Systematic Reviews and/or meta analyses showing efficacy	In the US, the Institute of Medicine now requires systematic reviews for setting DRI values (most recent was calcium and vitamin D). The US Dietary Guidelines now requires these also	Having a systematic review that shows efficacy is a real plus and may be necessary, e.g., a Cochrane review. These reinforce the need to have major prospective epidemiological studies and randomized clinical trials
A plausible biological explanation for efficacy	This is not required but is a very large plus if it is available	Scientists/evaluators of the research are more comfortable if there is an explanation, particularly if that explanation is accepted by the scientific community

Summary, conclusion, and next steps

The speakers were in consensus that providing a framework for the evaluation of bioactives could be of benefit to scientists working in this field, to funders of the research, to governments, and importantly to consumers. However, they were also aware of the potential challenges to establishing such a framework. Clearly, there is a difference between determining intake values for essential nutrients and bioactives, and thus the basis of the intake value cannot be on a single-nutrient deficiency disease. Nonetheless, other endpoints such as reduced risk of disease may be applicable.
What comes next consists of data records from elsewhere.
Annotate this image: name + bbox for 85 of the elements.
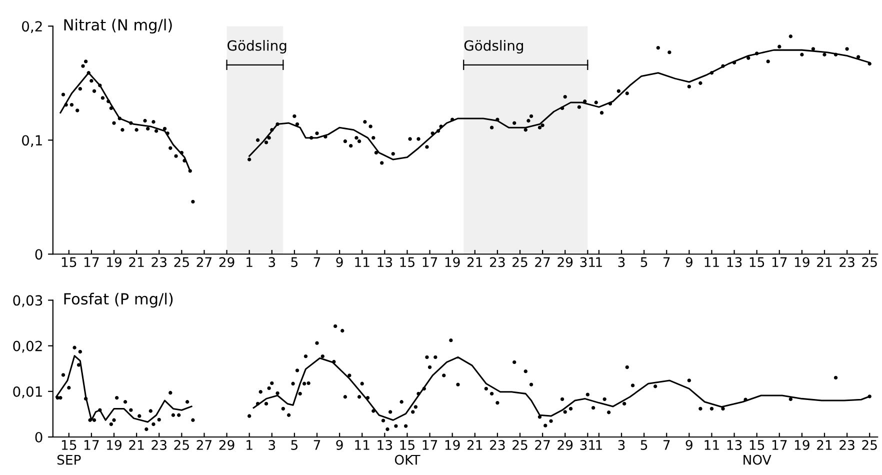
x-tick-label: 9 [336,257,343,268]
chart-title: Nitrat (N mg/l) [64,18,172,34]
x-tick-label: 23 [152,440,166,450]
x-tick-label: 7 [663,440,670,450]
x-tick-label: 1 [246,440,252,450]
band-label: Gödsling [464,40,523,54]
x-tick-label: 7 [314,440,320,450]
x-tick-label: 29 [219,257,234,268]
x-tick-label: 5 [640,257,648,268]
x-tick-label: 17 [422,440,438,450]
x-tick-label: 3 [268,257,276,268]
x-tick-label: 25 [512,440,528,450]
x-tick-label: 13 [378,257,392,268]
x-tick-label: 11 [355,257,370,267]
y-tick-label: 0,02 [13,340,42,353]
x-tick-label: 17 [772,257,787,267]
x-tick-label: 7 [314,257,320,267]
x-tick-label: 3 [618,440,625,450]
x-tick-label: 25 [174,257,189,268]
x-tick-label: 21 [817,257,832,267]
x-tick-label: 25 [862,440,877,450]
x-tick-label: 9 [336,440,343,450]
y-tick-label: 0,03 [13,295,42,308]
x-tick-label: 17 [772,440,787,450]
x-tick-label: 13 [378,440,392,450]
x-tick-label: 9 [686,440,692,450]
x-tick-label: 21 [817,440,832,450]
x-tick-label: 21 [129,440,144,450]
x-tick-label: 5 [291,440,298,450]
x-tick-label: 5 [291,257,298,268]
x-tick-label: 27 [535,257,550,267]
x-tick-label: 23 [840,257,854,268]
band-label: Gödsling [228,40,286,54]
x-tick-label: 27 [196,440,212,450]
x-tick-label: 23 [152,257,166,268]
x-tick-label: 27 [535,440,550,450]
y-tick-label: 0 [35,432,42,442]
x-tick-label: 11 [355,440,370,450]
x-tick-label: 25 [512,257,528,268]
y-tick-label: 0,1 [22,135,42,148]
y-tick-label: 0,2 [22,21,42,34]
x-tick-label: 31 [580,257,595,268]
x-tick-label: 17 [84,440,99,450]
x-tick-label: 1 [246,257,252,267]
x-tick-label: 21 [467,257,482,267]
x-tick-label: 15 [750,257,764,268]
x-tick-label: 29 [558,440,573,450]
y-tick-label: 0,01 [13,386,42,398]
x-tick-label: 17 [422,257,438,267]
x-tick-label: 29 [558,257,573,268]
x-tick-label: 5 [640,440,648,450]
x-tick-label: 15 OKT [394,440,420,465]
x-tick-label: 29 [219,440,234,450]
x-tick-label: 11 [704,440,719,450]
x-tick-label: 1 [596,257,602,267]
x-tick-label: 7 [663,257,670,267]
x-tick-label: 13 [727,440,742,450]
chart-title: Fosfat (P mg/l) [64,292,173,308]
x-tick-label: 1 [596,440,602,450]
x-tick-label: 21 [129,257,144,267]
x-tick-label: 9 [686,257,692,268]
x-tick-label: 15 NOV [744,440,772,465]
x-tick-label: 23 [490,257,505,268]
x-tick-label: 15 [62,257,76,268]
x-tick-label: 25 [862,257,877,268]
x-tick-label: 15 [400,257,414,268]
x-tick-label: 3 [268,440,276,450]
x-tick-label: 23 [840,440,854,450]
x-tick-label: 15 SEP [57,440,81,465]
x-tick-label: 27 [196,257,212,267]
x-tick-label: 19 [445,257,460,268]
x-tick-label: 19 [107,257,122,268]
y-tick-label: 0 [35,249,42,260]
x-tick-label: 19 [794,257,810,268]
x-tick-label: 23 [490,440,505,450]
x-tick-label: 13 [727,257,742,268]
x-tick-label: 19 [445,440,460,450]
x-tick-label: 19 [107,440,122,450]
x-tick-label: 3 [618,257,625,268]
x-tick-label: 19 [794,440,810,450]
x-tick-label: 17 [84,257,99,267]
x-tick-label: 21 [467,440,482,450]
x-tick-label: 11 [704,257,719,267]
x-tick-label: 31 [580,440,595,450]
x-tick-label: 25 [174,440,189,450]
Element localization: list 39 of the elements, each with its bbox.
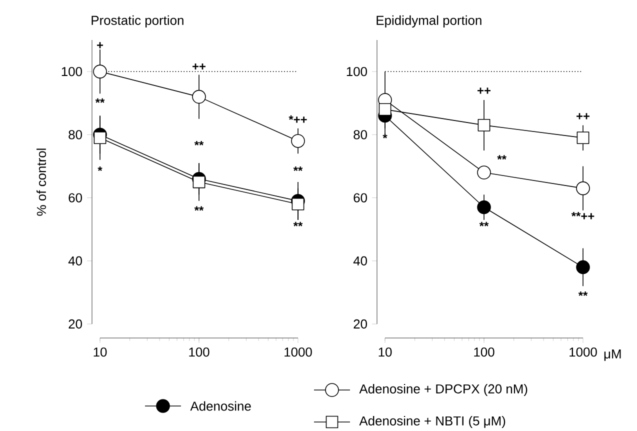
- annotation: ++: [576, 113, 590, 120]
- chart-title: Epididymal portion: [376, 15, 482, 28]
- annotation: **: [497, 155, 506, 160]
- y-tick-label: 20: [354, 319, 367, 329]
- annotation: *++: [288, 115, 307, 123]
- y-tick-label: 80: [354, 130, 367, 140]
- annotation: **: [479, 222, 489, 226]
- annotation: **: [194, 206, 204, 211]
- annotation: *: [98, 166, 102, 171]
- annotation: +: [97, 42, 104, 48]
- y-tick-label: 60: [68, 193, 82, 202]
- annotation: ++: [478, 88, 491, 94]
- y-tick-label: 60: [354, 193, 367, 202]
- y-tick-label: 20: [68, 319, 82, 329]
- annotation: **: [95, 98, 105, 103]
- x-tick-label: 100: [189, 348, 210, 357]
- annotation: **++: [571, 212, 594, 220]
- y-tick-label: 100: [346, 66, 367, 76]
- chart-title: Prostatic portion: [92, 15, 184, 28]
- y-axis-title: % of control: [36, 148, 46, 216]
- legend-label: Adenosine: [190, 401, 251, 411]
- x-tick-label: 10: [94, 348, 107, 357]
- y-tick-label: 80: [68, 130, 82, 140]
- legend-label: Adenosine + DPCPX (20 nM): [359, 384, 528, 396]
- annotation: **: [578, 291, 588, 296]
- annotation: *: [382, 134, 388, 138]
- x-tick-label: 100: [474, 348, 494, 357]
- legend-label: Adenosine + NBTI (5 μM): [359, 416, 506, 428]
- annotation: **: [194, 140, 204, 146]
- x-tick-label: 10: [378, 348, 392, 357]
- annotation: **: [293, 166, 303, 171]
- x-axis-title: μM: [604, 350, 621, 361]
- annotation: ++: [192, 63, 206, 70]
- y-tick-label: 40: [353, 256, 367, 266]
- y-tick-label: 100: [62, 66, 82, 76]
- x-tick-label: 1000: [570, 348, 597, 357]
- x-tick-label: 1000: [284, 348, 312, 357]
- y-tick-label: 40: [68, 256, 82, 266]
- annotation: **: [293, 222, 303, 226]
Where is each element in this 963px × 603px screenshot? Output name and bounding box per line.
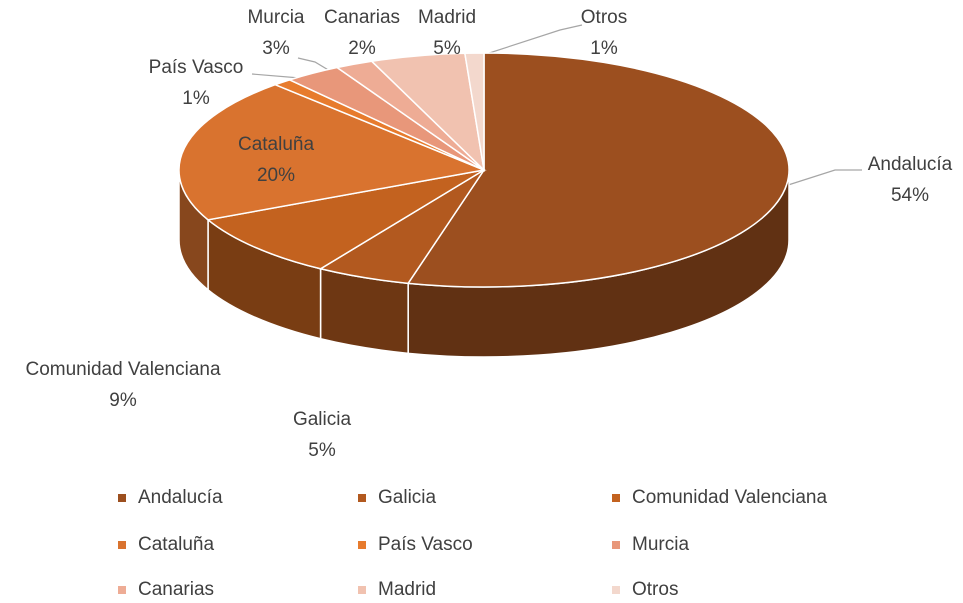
slice-label: Comunidad Valenciana	[25, 359, 220, 380]
legend-swatch	[358, 586, 366, 594]
legend-swatch	[358, 541, 366, 549]
legend-swatch	[118, 541, 126, 549]
legend-swatch	[358, 494, 366, 502]
pie-slice	[406, 52, 790, 288]
legend-label: Murcia	[632, 534, 689, 555]
legend-swatch	[118, 586, 126, 594]
slice-label: Andalucía	[868, 154, 953, 175]
slice-label: Otros	[581, 7, 627, 28]
value-label: 9%	[109, 390, 137, 411]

Basing a DRI value on reduced risk of disease has been used for four nutrients that have DRI values. Alternatively, the AI value was considered by some to be an appropriate value for consideration as by definition it can reflect the current intake of specific healthy populations. Setting life-stage values for bioactives is also a challenge, but Dr. Atkinson suggested a different model for consideration. Instead of concentrating on the bioactive, per se, she suggested establishing goals for life stages. For example, for early life, it might be “optimal development” and markers for that could be body composition, or cognitive/behavioral outcomes. For child/adolescent, the DRI value could be based on early biomarkers that are sensitive indicators of chronic disease risk. Then, bioactives that were shown to affect those outcomes could receive intake values for that life stage. This model warrants development and consideration. Another challenge is establishing an UL value for bioactives in the absence of any evidence of toxicological effects. Here, it appears that there is an extensive literature on risk/benefit systems which should be considered for application to bioactives. Finally, the logistics of how to set the framework, who is the “keeper” of the system, and what it would take for a bioactive to be considered in this framework requires serious consideration. A proposed next step would be a workshop with representation from all key stakeholders to discuss the challenges to having a framework for the evaluation of bioactives and how those challenges may be overcome.